The H1-B visa is currently capped at 65,000 per year. The I-Squared bill, co-sponsored by Sens. Marco Rubio, R-Fla., Mike Lee, R-Utah, John McCain, R-Ariz., and Jeff Flake, R-Ariz., and four other Republicans along with four Democrats, would increase that cap to 195,000 while also allowing the visa holders to bring their family members to the U.S. on work permits.
The actual number of H1-B visas issued under I-Squared could be closer to 300,000 when including nonprofit entities taking advantage of the legislation.
The legislation has a companion bill in the House called the SKILLS Visa Act.
‘Just another redistribution program’
Also testifying Wednesday was Harvard economist George Borjas. He said immigration has become “just another government redistribution program.”

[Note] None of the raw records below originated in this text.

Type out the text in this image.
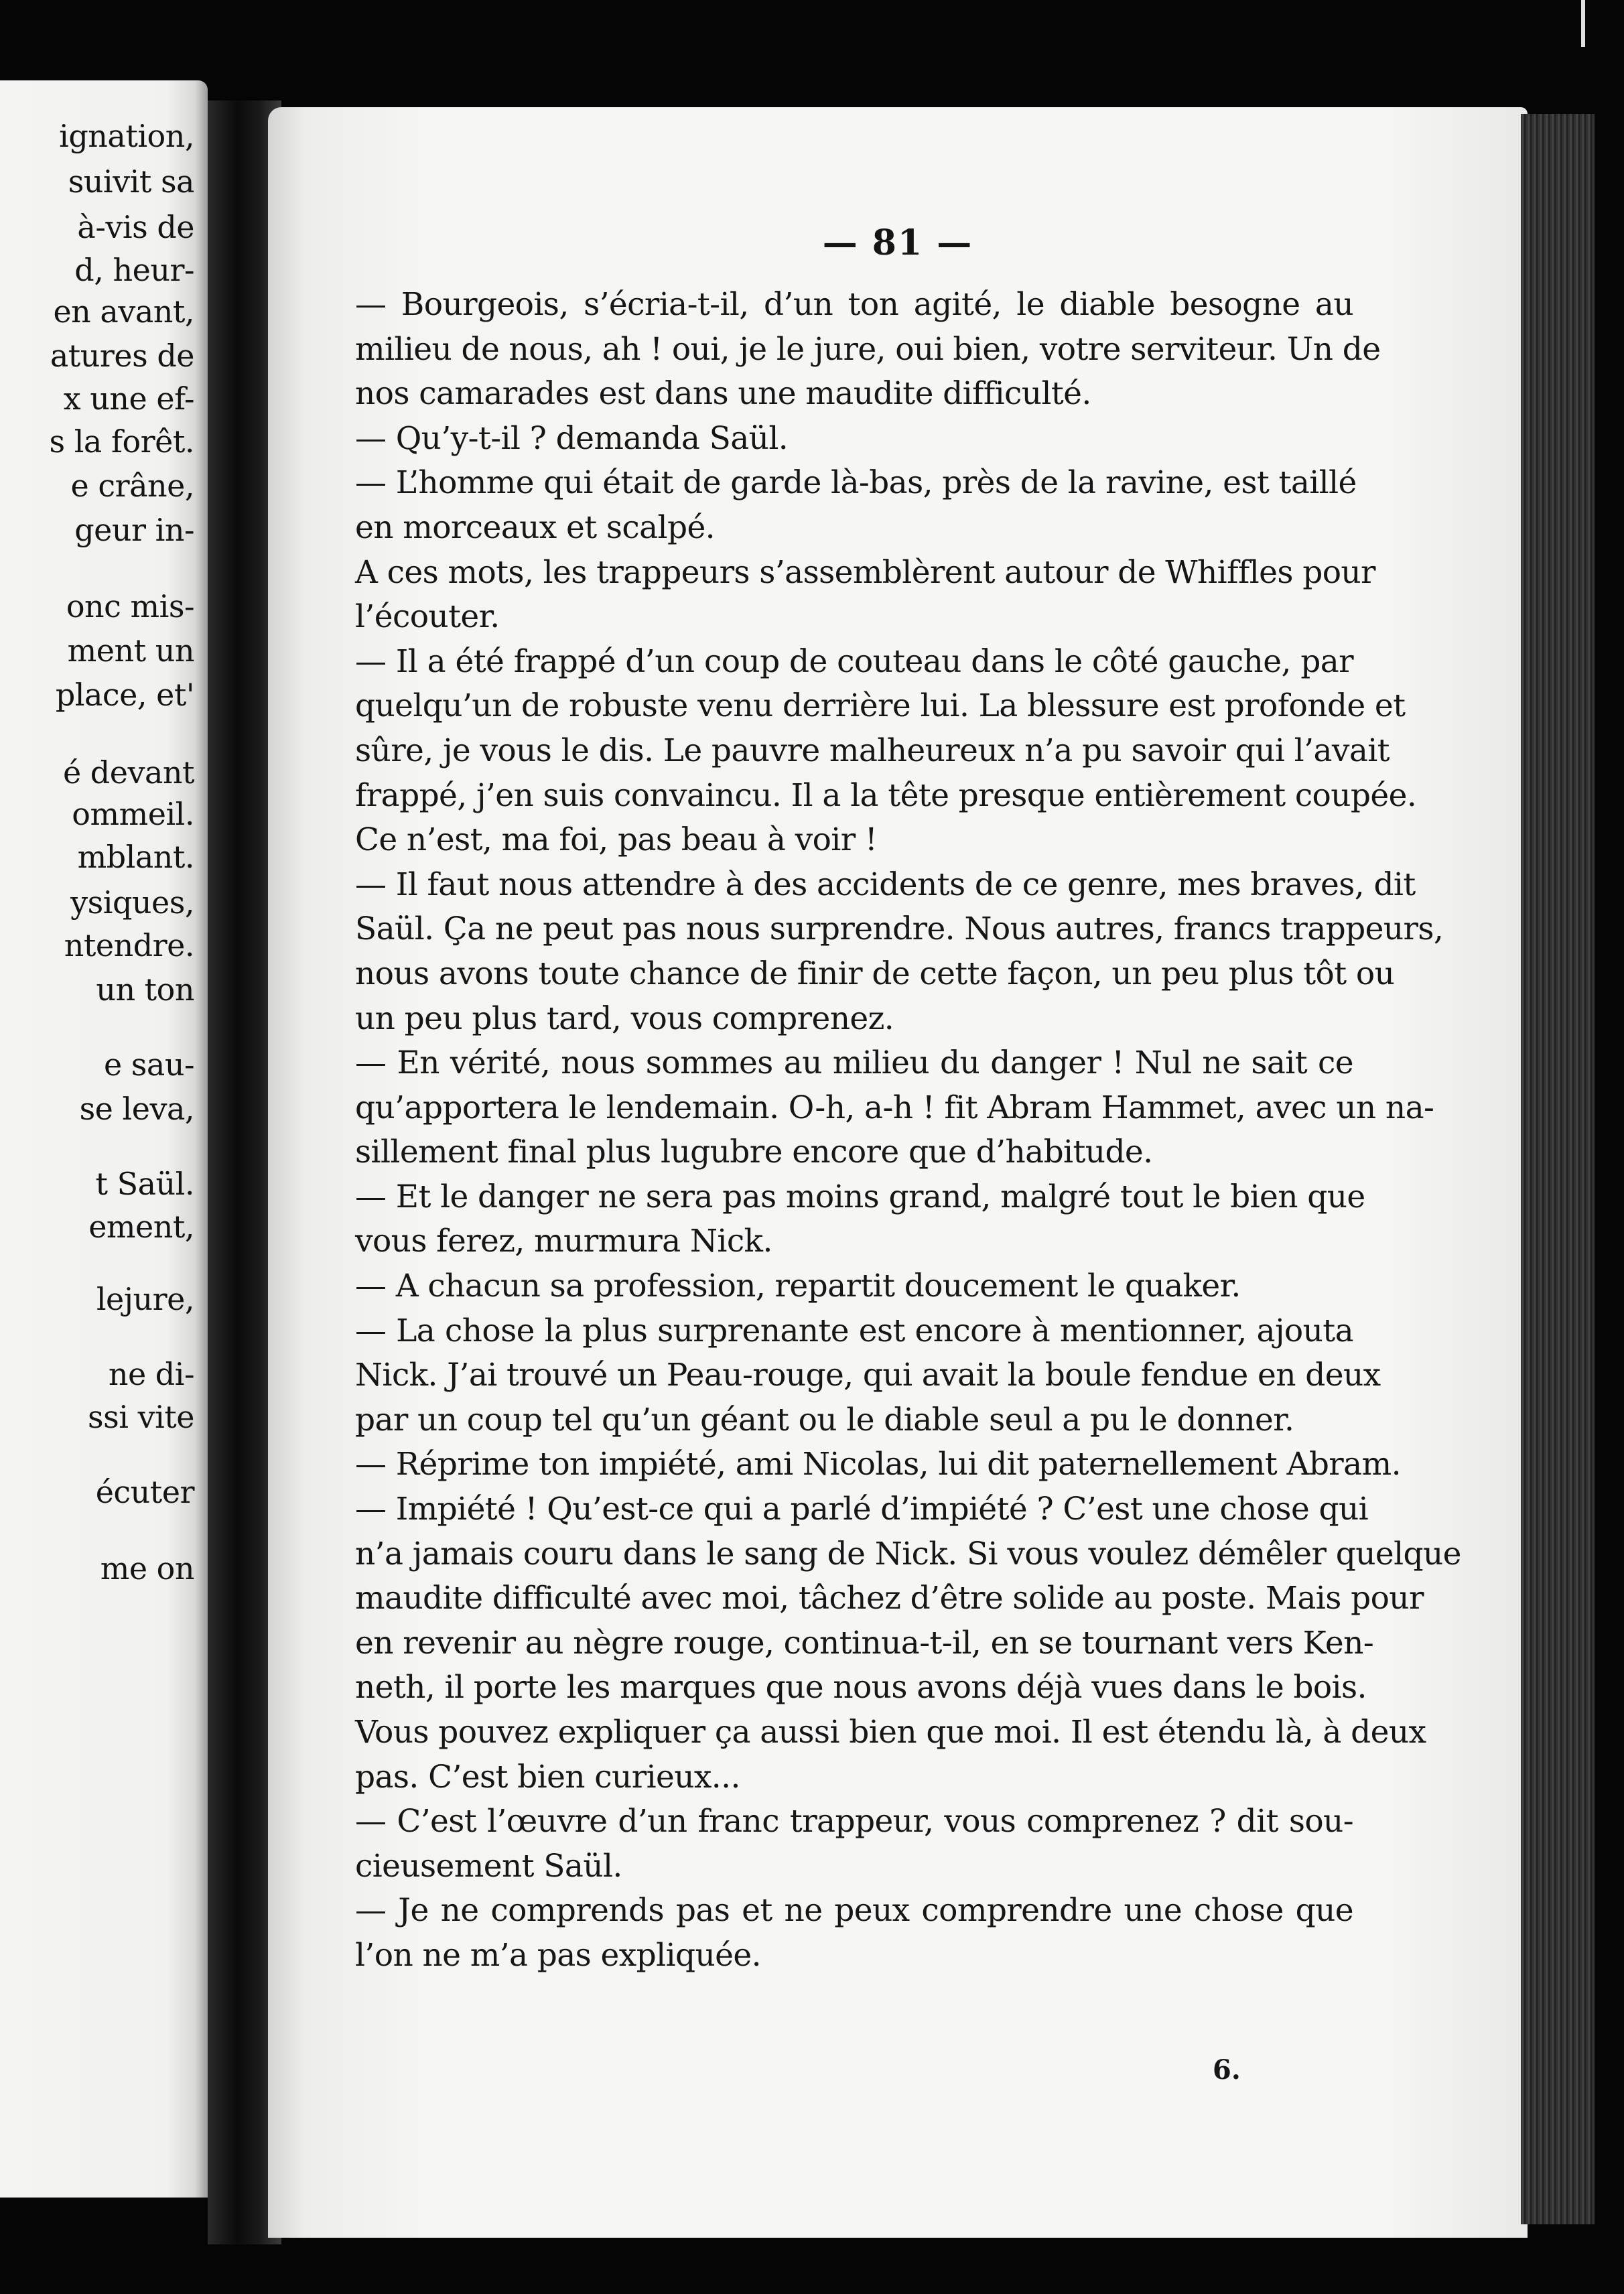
ignation,
suivit sa
à-vis de
d, heur-
en avant,
atures de
x une ef-
s la forêt.
e crâne,
geur in-
onc mis-
ment un
place, et'
é devant
ommeil.
mblant.
ysiques,
ntendre.
un ton
e sau-
se leva,
t Saül.
ement,
lejure,
ne di-
ssi vite
écuter
me on
— 81 —
— Bourgeois, s’écria-t-il, d’un ton agité, le diable besogne au
milieu de nous, ah ! oui, je le jure, oui bien, votre serviteur. Un de
nos camarades est dans une maudite difficulté.
— Qu’y-t-il ? demanda Saül.
— L’homme qui était de garde là-bas, près de la ravine, est taillé
en morceaux et scalpé.
A ces mots, les trappeurs s’assemblèrent autour de Whiffles pour
l’écouter.
— Il a été frappé d’un coup de couteau dans le côté gauche, par
quelqu’un de robuste venu derrière lui. La blessure est profonde et
sûre, je vous le dis. Le pauvre malheureux n’a pu savoir qui l’avait
frappé, j’en suis convaincu. Il a la tête presque entièrement coupée.
Ce n’est, ma foi, pas beau à voir !
— Il faut nous attendre à des accidents de ce genre, mes braves, dit
Saül. Ça ne peut pas nous surprendre. Nous autres, francs trappeurs,
nous avons toute chance de finir de cette façon, un peu plus tôt ou
un peu plus tard, vous comprenez.
— En vérité, nous sommes au milieu du danger ! Nul ne sait ce
qu’apportera le lendemain. O-h, a-h ! fit Abram Hammet, avec un na-
sillement final plus lugubre encore que d’habitude.
— Et le danger ne sera pas moins grand, malgré tout le bien que
vous ferez, murmura Nick.
— A chacun sa profession, repartit doucement le quaker.
— La chose la plus surprenante est encore à mentionner, ajouta
Nick. J’ai trouvé un Peau-rouge, qui avait la boule fendue en deux
par un coup tel qu’un géant ou le diable seul a pu le donner.
— Réprime ton impiété, ami Nicolas, lui dit paternellement Abram.
— Impiété ! Qu’est-ce qui a parlé d’impiété ? C’est une chose qui
n’a jamais couru dans le sang de Nick. Si vous voulez démêler quelque
maudite difficulté avec moi, tâchez d’être solide au poste. Mais pour
en revenir au nègre rouge, continua-t-il, en se tournant vers Ken-
neth, il porte les marques que nous avons déjà vues dans le bois.
Vous pouvez expliquer ça aussi bien que moi. Il est étendu là, à deux
pas. C’est bien curieux...
— C’est l’œuvre d’un franc trappeur, vous comprenez ? dit sou-
cieusement Saül.
— Je ne comprends pas et ne peux comprendre une chose que
l’on ne m’a pas expliquée.
6.
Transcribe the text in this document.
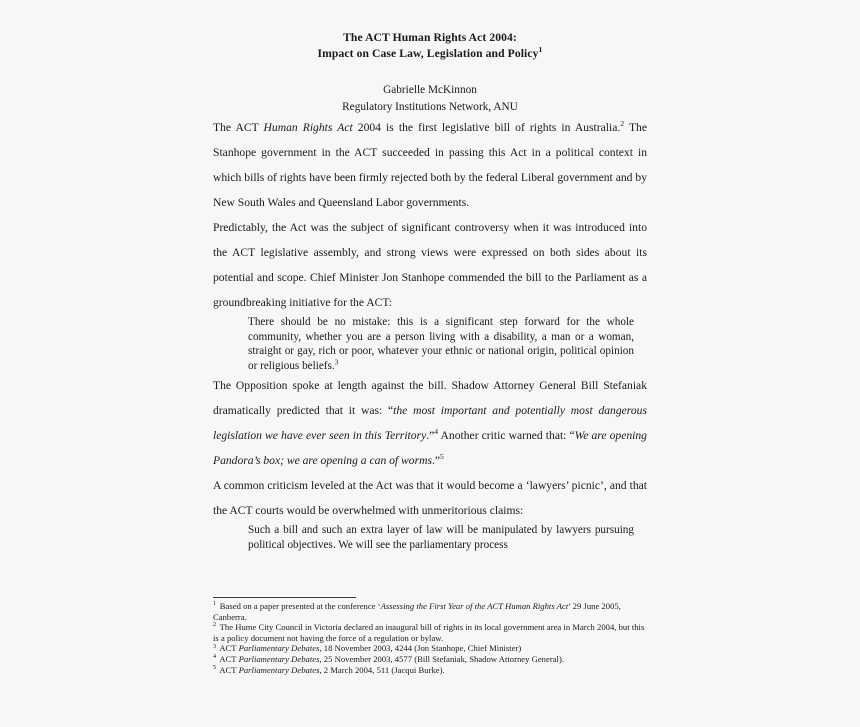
The ACT Human Rights Act 2004:
Impact on Case Law, Legislation and Policy$^1$
Gabrielle McKinnon
Regulatory Institutions Network, ANU

The ACT Human Rights Act 2004 is the first legislative bill of rights in Australia.$^2$ The Stanhope government in the ACT succeeded in passing this Act in a political context in which bills of rights have been firmly rejected both by the federal Liberal government and by New South Wales and Queensland Labor governments.

Predictably, the Act was the subject of significant controversy when it was introduced into the ACT legislative assembly, and strong views were expressed on both sides about its potential and scope. Chief Minister Jon Stanhope commended the bill to the Parliament as a groundbreaking initiative for the ACT:

There should be no mistake: this is a significant step forward for the whole community, whether you are a person living with a disability, a man or a woman, straight or gay, rich or poor, whatever your ethnic or national origin, political opinion or religious beliefs.$^3$

The Opposition spoke at length against the bill. Shadow Attorney General Bill Stefaniak dramatically predicted that it was: “the most important and potentially most dangerous legislation we have ever seen in this Territory.”$^4$ Another critic warned that: “We are opening Pandora’s box; we are opening a can of worms.”$^5$

A common criticism leveled at the Act was that it would become a ‘lawyers’ picnic’, and that the ACT courts would be overwhelmed with unmeritorious claims:

Such a bill and such an extra layer of law will be manipulated by lawyers pursuing political objectives. We will see the parliamentary process

$^1$ Based on a paper presented at the conference ‘Assessing the First Year of the ACT Human Rights Act’ 29 June 2005, Canberra.

$^2$ The Hume City Council in Victoria declared an inaugural bill of rights in its local government area in March 2004, but this is a policy document not having the force of a regulation or bylaw.

$^3$ ACT Parliamentary Debates, 18 November 2003, 4244 (Jon Stanhope, Chief Minister)

$^4$ ACT Parliamentary Debates, 25 November 2003, 4577 (Bill Stefaniak, Shadow Attorney General).

$^5$ ACT Parliamentary Debates, 2 March 2004, 511 (Jacqui Burke).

“If we look at the impact of immigration over the last few decades in the U.S., one rough rule of thumb that comes out is that when you increase supply of workers in a particular group by around 10 percent, the wage of that group will go down by 3 percent, which is not a trivial number,” Borjas said.
“And that’s true whether we look at a particular city – for example, Miami after Mariel where the impact is actually greater – or just follow skill groups over the last 50 years, the fact is that the groups that receive the most immigrants will tend to do slightly worse off after that by about 3 percent for every 10 percent increase in supply. Now what that would imply in terms of the net gain, is that the net gain to the U.S. economy is only around $50 billion a year, and that is a number that comes straightforwardly out of the laws of supply and demand. And one of the lessons from that model that’s actually very difficult to manipulate the model in a way that would make that number much bigger. So, we have a fifty billion dollar gain on net that accrues to natives and a huge redistribution [of wealth] from the people who compete with immigrants to the people who use immigrants of around half a trillion dollars a year.”
Guest-worker bill unlikely to pass in election year
With all of the debate among presidential candidates about guest workers being used by Disney and others to replace Americans, the bills have stalled. But they are likely to come up again next year, after the election.
The visa, which is good for six years, has been used heavily not only by Disney. Southern California Edison, Cargill, Harley Davidson, Deloitte, Northeast Utilities and other corporate giants have used the H1-B to replace American tech workers with foreigners who will work for about one-third lower salaries.
Disney even forced its American IT workers to train their replacements or risk losing their severance packages.
The I-Squared bill has the backing of the U.S. Chamber of Commerce, the Business Software Alliance and heavyweight execs from Oracle, Microsoft, Apple, Yahoo and Google, among others.